Pero mientras luchaba, su mente volvía constantemente a una sola idea:

El Cuervo participó en el asesinato de su padre.
Estaba aquí.
Estaba a su alcance.

La necesidad de alcanzarlo era un impulso visceral.
Una necesidad que casi la cegaba.

El ataque disminuyó por un momento.

Los últimos dos hombres retrocedieron, heridos o aturdidos. Adrian se estaba limpiando la sangre de la ceja; Valeria tenía el pecho agitado, pero no por el esfuerzo.

Sus ojos estaban fijos arriba.

El Cuervo había dejado de moverse.
Los observaba.

—Veo que no has perdido tu toque, pequeña sombra —dijo—. Pero no todo es fuerza. Hay cosas que todavía no comprendes.

Valeria levantó su arma.

—Baja —ordenó—. Ahora.

El Cuervo inclinó la cabeza, como si considerara la posibilidad.

Y entonces la descartó.

—No. Aún no es el momento. Hay piezas que deben moverse antes de que el tablero sea perfecto.

—¡Baja! —repitió ella, ahora con los dientes apretados.

Adrian dio medio paso adelante, listo para intervenir si era necesario.

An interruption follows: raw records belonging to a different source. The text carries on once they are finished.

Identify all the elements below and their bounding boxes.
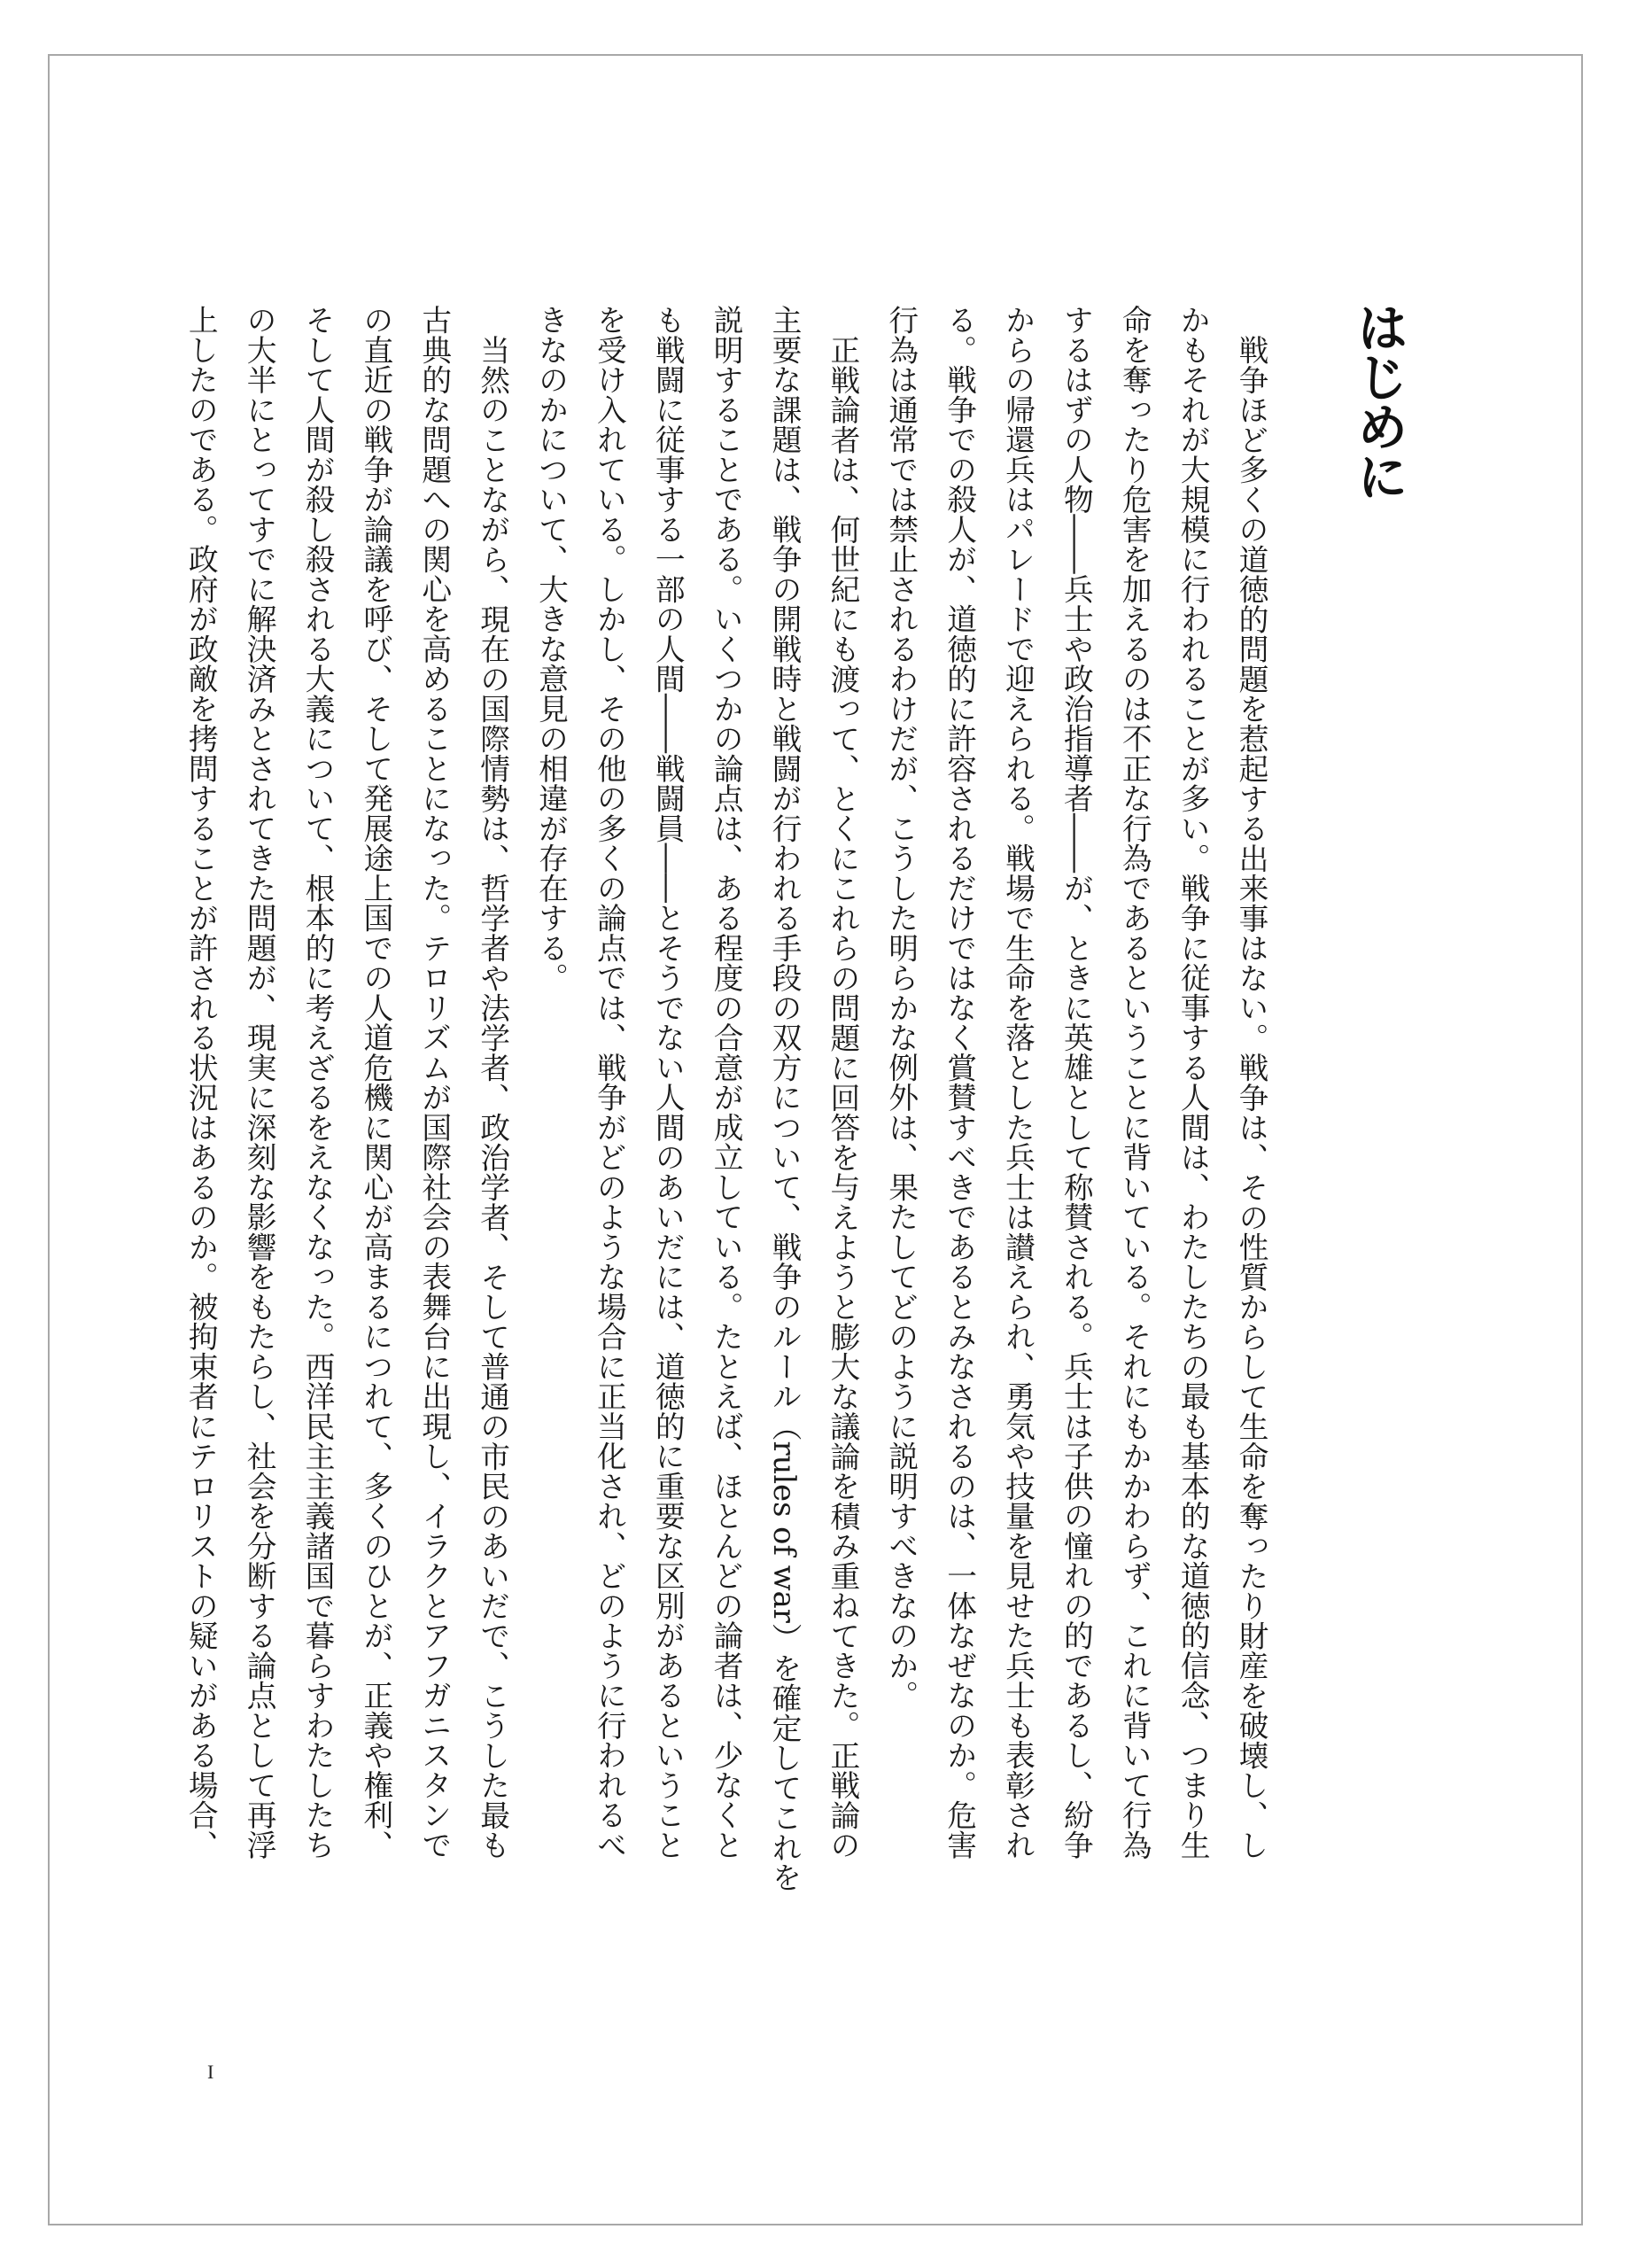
text-line: 当然のことながら、現在の国際情勢は、哲学者や法学者、政治学者、そして普通の市民のあいだで、こうした最も [475,334,510,1860]
text-line: 命を奪ったり危害を加えるのは不正な行為であるということに背いている。それにもかかわらず、これに背いて行為 [1117,305,1152,1860]
text-line: も戦闘に従事する一部の人間――戦闘員――とそうでない人間のあいだには、道徳的に重要な区別があるということ [650,305,686,1860]
text-line: の直近の戦争が論議を呼び、そして発展途上国での人道危機に関心が高まるにつれて、多くのひとが、正義や権利、 [358,305,393,1860]
text-line: からの帰還兵はパレードで迎えられる。戦場で生命を落とした兵士は讃えられ、勇気や技量を見せた兵士も表彰され [1000,305,1036,1860]
text-line: そして人間が殺し殺される大義について、根本的に考えざるをえなくなった。西洋民主主義諸国で暮らすわたしたち [300,305,335,1860]
text-line: 主要な課題は、戦争の開戦時と戦闘が行われる手段の双方について、戦争のルール（rules of war）を確定してこれを [767,305,802,1892]
text-line: 古典的な問題への関心を高めることになった。テロリズムが国際社会の表舞台に出現し、イラクとアフガニスタンで [416,305,452,1860]
body-text [171,305,1280,1892]
text-line: を受け入れている。しかし、その他の多くの論点では、戦争がどのような場合に正当化され、どのように行われるべ [592,305,627,1860]
chapter-title: はじめに [1348,301,1408,500]
text-line: 説明することである。いくつかの論点は、ある程度の合意が成立している。たとえば、ほとんどの論者は、少なくと [709,305,744,1860]
text-line: の大半にとってすでに解決済みとされてきた問題が、現実に深刻な影響をもたらし、社会を分断する論点として再浮 [242,305,277,1860]
text-line: 戦争ほど多くの道徳的問題を惹起する出来事はない。戦争は、その性質からして生命を奪ったり財産を破壊し、し [1234,334,1268,1860]
text-line: するはずの人物――兵士や政治指導者――が、ときに英雄として称賛される。兵士は子供の憧れの的であるし、紛争 [1059,305,1094,1860]
text-line: きなのかについて、大きな意見の相違が存在する。 [533,305,569,993]
text-line: 上したのである。政府が政敵を拷問することが許される状況はあるのか。被拘束者にテロリストの疑いがある場合、 [183,305,219,1860]
text-line: 正戦論者は、何世紀にも渡って、とくにこれらの問題に回答を与えようと膨大な議論を積み重ねてきた。正戦論の [825,334,860,1860]
text-line: 行為は通常では禁止されるわけだが、こうした明らかな例外は、果たしてどのように説明すべきなのか。 [883,305,919,1711]
text-line: る。戦争での殺人が、道徳的に許容されるだけではなく賞賛すべきであるとみなされるのは、一体なぜなのか。危害 [942,305,977,1860]
text-line: かもそれが大規模に行われることが多い。戦争に従事する人間は、わたしたちの最も基本的な道徳的信念、つまり生 [1175,305,1211,1860]
page-number: I [207,2061,214,2083]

Pero el Cuervo simplemente abrió los brazos, en un gesto teatral, mientras una cuerda se tensaba a su espalda y lo elevaba hacia una abertura en el techo del hangar.

—Nos veremos pronto, Valeria Cruz —dijo—. La verdadera partida apenas comienza.

Y desapareció.

El silencio que siguió fue ensordecedor.

Valeria se quedó mirando el hueco por donde se había escapado, con el arma aún levantada. Sus manos temblaban. No de miedo, sino de rabia pura.